Wood of origin “is usually the best point of departure” for starting the process of matching the right barrels to wine, McCarthy says. From there, it’s a matter of determining toast, size and any other coopering options such as varying toast time and temperature.

Because every cooper is essentially using the same trees, McCarthy says that proprietary toasts and toasting methods can really provide the custom elements that differentiate barrels.

He says one such step is bousinage, the process of placing a metal lid over the top of the barrel during toasting. McCarthy says this method spikes the temperature of the flames to add certain qualities to the toast.

Radoux also offers its “Revelation” and “Integration” toasts, which are tailored to certain wine types and styles. Such specialty toasts have standard protocols, but McCarthy said even these can be tweaked to a customer’s specifications.

At the core of the cooper’s customization efforts, McCarthy says, is Radoux’s OakScan process, through which individual staves are scanned to determine potential tannin. McCarty says the relative tightness of grain on a stave does not always provide an accurate indication of that wood’s tannin level. “To the eye it’s tight grain, but by tannin level (maybe) it is not.”

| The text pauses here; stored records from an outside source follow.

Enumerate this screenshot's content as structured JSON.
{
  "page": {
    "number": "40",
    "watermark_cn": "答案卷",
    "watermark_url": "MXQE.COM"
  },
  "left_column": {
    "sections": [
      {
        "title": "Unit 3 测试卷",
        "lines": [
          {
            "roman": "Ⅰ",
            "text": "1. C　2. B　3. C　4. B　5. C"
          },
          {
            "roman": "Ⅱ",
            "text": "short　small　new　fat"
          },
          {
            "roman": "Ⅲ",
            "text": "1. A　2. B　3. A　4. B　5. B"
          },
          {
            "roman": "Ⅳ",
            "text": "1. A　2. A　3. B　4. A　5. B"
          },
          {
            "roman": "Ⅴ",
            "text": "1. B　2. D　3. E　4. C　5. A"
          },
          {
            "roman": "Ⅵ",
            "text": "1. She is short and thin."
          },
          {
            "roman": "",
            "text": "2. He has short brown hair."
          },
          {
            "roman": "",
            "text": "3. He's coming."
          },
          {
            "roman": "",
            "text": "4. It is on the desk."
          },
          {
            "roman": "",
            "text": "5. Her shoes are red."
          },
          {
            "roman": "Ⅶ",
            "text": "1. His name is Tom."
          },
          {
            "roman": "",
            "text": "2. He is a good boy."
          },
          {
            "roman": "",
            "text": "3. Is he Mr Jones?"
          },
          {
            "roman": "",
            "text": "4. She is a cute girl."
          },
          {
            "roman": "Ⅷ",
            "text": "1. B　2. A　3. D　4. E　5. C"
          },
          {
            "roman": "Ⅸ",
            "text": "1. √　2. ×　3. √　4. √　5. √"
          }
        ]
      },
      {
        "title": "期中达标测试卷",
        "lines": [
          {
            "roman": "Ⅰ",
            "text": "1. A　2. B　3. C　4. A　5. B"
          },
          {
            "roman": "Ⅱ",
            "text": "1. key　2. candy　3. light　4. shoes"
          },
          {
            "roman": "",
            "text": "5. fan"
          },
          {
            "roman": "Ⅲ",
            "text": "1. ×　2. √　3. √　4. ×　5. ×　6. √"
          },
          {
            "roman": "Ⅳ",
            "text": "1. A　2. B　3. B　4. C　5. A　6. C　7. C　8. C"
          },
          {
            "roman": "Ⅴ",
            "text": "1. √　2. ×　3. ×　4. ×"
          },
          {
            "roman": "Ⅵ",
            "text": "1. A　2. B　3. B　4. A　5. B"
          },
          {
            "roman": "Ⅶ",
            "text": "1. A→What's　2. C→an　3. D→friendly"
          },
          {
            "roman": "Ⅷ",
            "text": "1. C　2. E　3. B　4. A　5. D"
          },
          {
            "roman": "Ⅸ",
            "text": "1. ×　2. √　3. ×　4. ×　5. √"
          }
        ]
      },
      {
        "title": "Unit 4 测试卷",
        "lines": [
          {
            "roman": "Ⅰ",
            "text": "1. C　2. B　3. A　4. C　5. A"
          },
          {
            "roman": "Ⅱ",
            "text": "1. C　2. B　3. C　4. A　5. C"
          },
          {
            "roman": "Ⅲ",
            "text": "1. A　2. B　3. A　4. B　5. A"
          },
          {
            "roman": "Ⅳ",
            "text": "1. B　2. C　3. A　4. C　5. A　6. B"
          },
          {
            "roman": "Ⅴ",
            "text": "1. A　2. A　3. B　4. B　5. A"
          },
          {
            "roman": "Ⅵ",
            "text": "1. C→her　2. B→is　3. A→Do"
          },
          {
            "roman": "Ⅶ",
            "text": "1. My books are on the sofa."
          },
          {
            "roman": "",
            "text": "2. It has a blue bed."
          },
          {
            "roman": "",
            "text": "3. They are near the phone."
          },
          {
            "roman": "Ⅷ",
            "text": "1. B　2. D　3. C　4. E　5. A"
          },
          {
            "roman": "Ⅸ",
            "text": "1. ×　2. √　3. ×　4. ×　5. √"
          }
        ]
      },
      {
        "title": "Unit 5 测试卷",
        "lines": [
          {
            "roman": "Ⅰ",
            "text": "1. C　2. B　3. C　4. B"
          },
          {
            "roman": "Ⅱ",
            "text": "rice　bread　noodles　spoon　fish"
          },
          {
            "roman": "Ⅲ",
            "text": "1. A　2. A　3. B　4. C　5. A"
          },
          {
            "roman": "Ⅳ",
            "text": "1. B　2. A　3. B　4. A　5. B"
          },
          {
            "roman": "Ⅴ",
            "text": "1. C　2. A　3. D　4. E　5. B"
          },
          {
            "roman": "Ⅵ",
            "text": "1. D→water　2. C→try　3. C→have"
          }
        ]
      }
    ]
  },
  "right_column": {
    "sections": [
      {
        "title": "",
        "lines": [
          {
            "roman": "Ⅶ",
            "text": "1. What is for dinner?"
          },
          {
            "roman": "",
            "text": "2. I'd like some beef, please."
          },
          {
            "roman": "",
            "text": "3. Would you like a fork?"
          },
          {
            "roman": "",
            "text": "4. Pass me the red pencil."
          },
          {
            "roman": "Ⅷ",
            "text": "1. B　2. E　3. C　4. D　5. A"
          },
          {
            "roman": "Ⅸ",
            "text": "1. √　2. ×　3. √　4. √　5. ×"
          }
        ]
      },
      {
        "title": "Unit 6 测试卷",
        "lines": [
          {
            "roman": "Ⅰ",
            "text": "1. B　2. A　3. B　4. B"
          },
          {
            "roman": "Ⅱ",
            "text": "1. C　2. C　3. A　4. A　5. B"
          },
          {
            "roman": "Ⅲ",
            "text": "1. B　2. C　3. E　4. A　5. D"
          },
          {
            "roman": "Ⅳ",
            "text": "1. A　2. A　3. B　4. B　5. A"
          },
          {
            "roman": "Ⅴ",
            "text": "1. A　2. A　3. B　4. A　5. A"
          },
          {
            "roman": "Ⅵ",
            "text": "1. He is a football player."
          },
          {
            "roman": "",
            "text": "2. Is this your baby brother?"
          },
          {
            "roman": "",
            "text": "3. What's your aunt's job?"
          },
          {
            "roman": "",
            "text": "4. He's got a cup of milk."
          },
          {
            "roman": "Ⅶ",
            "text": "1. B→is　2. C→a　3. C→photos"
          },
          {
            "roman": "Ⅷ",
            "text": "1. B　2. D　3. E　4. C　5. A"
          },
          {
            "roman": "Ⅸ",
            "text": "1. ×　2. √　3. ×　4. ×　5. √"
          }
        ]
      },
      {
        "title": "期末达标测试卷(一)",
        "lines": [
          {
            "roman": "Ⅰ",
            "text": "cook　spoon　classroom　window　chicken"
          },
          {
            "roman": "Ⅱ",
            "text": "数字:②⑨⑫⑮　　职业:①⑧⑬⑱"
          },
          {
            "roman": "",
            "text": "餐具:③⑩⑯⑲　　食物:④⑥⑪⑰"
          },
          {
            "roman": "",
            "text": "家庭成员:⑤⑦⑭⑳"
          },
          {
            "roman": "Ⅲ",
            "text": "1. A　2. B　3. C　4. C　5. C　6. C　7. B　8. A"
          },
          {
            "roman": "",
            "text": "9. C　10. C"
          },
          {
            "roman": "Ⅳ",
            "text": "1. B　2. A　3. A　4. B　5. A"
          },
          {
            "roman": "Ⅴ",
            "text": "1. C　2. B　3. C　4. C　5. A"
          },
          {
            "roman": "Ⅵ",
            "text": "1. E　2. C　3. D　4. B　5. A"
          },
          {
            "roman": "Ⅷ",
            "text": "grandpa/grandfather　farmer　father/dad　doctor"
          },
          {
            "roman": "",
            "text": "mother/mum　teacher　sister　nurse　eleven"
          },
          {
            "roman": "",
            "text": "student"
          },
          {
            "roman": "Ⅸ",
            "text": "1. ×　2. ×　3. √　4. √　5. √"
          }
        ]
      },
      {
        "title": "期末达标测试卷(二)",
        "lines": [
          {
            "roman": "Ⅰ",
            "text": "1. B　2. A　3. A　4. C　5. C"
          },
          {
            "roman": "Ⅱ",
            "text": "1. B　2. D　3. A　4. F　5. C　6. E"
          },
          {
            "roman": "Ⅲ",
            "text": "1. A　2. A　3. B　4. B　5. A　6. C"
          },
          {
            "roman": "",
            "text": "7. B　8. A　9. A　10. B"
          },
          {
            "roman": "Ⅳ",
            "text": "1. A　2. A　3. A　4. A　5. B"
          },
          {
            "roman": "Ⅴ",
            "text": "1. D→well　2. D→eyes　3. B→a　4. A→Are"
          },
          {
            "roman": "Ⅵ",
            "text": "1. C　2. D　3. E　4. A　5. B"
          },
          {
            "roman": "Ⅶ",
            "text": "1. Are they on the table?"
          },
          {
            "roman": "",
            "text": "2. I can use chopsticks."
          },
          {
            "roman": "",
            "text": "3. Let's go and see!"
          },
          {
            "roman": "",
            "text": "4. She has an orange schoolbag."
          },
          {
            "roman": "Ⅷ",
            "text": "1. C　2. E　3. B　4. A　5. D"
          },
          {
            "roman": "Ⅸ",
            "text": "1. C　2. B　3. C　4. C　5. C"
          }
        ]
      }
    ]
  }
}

With the OakScan system, Radoux can offer winemakers greater precision to help winemakers to dial in their oak selections as well as provide the opportunity to build a custom barrel based on tannin level.

Dozens of different toasts
Last year, Cooperages 1912 unveiled the Fusion line of barrels that are built with a combination of French, American and European oaks.

Fusion allows winemakers to play with the proportions of oak type for staves and heads. International sales director Jason Stout says representatives can tell clients how different proportions affect flavor profiles, and the company recently introduced an app to do the same thing.

For the cooper’s other product lines, Stout says TW Boswell employs optical scanning technology to precisely read the oak’s growth rings. Staves are grouped by their ring count, and coopers construct barrels with staves of the same ring count. The end result, Stout says, is a barrel tagged with something like 12.9 GPI, or growth rings per inch. This allows winemakers to customize between fine grain and extra fine grain. “You know you’re getting the extra fine,” Stout says.

Cooperages 1912 has a more traditional approach to customizing barrels, but Stout says it comes with “absolute precision.” He adds that a major driver in the push for more custom options came from World Cooperage and its vast variety of toast profiles. Stout says the cooperage has developed around 130 distinct toasting profiles, yet not all of them are used every year. “In any given season, we’re going to have 60-plus toasting profiles that we’re selling in pretty good volume.”

As budgets continue to stay tight, Stout says his clients need their barrel programs to fit their wine styles, and custom options ensure that happens.

“Customizing is driving the industry; there is no doubt about it,” Stout says. “That comes from the winemakers, they wanted more options.”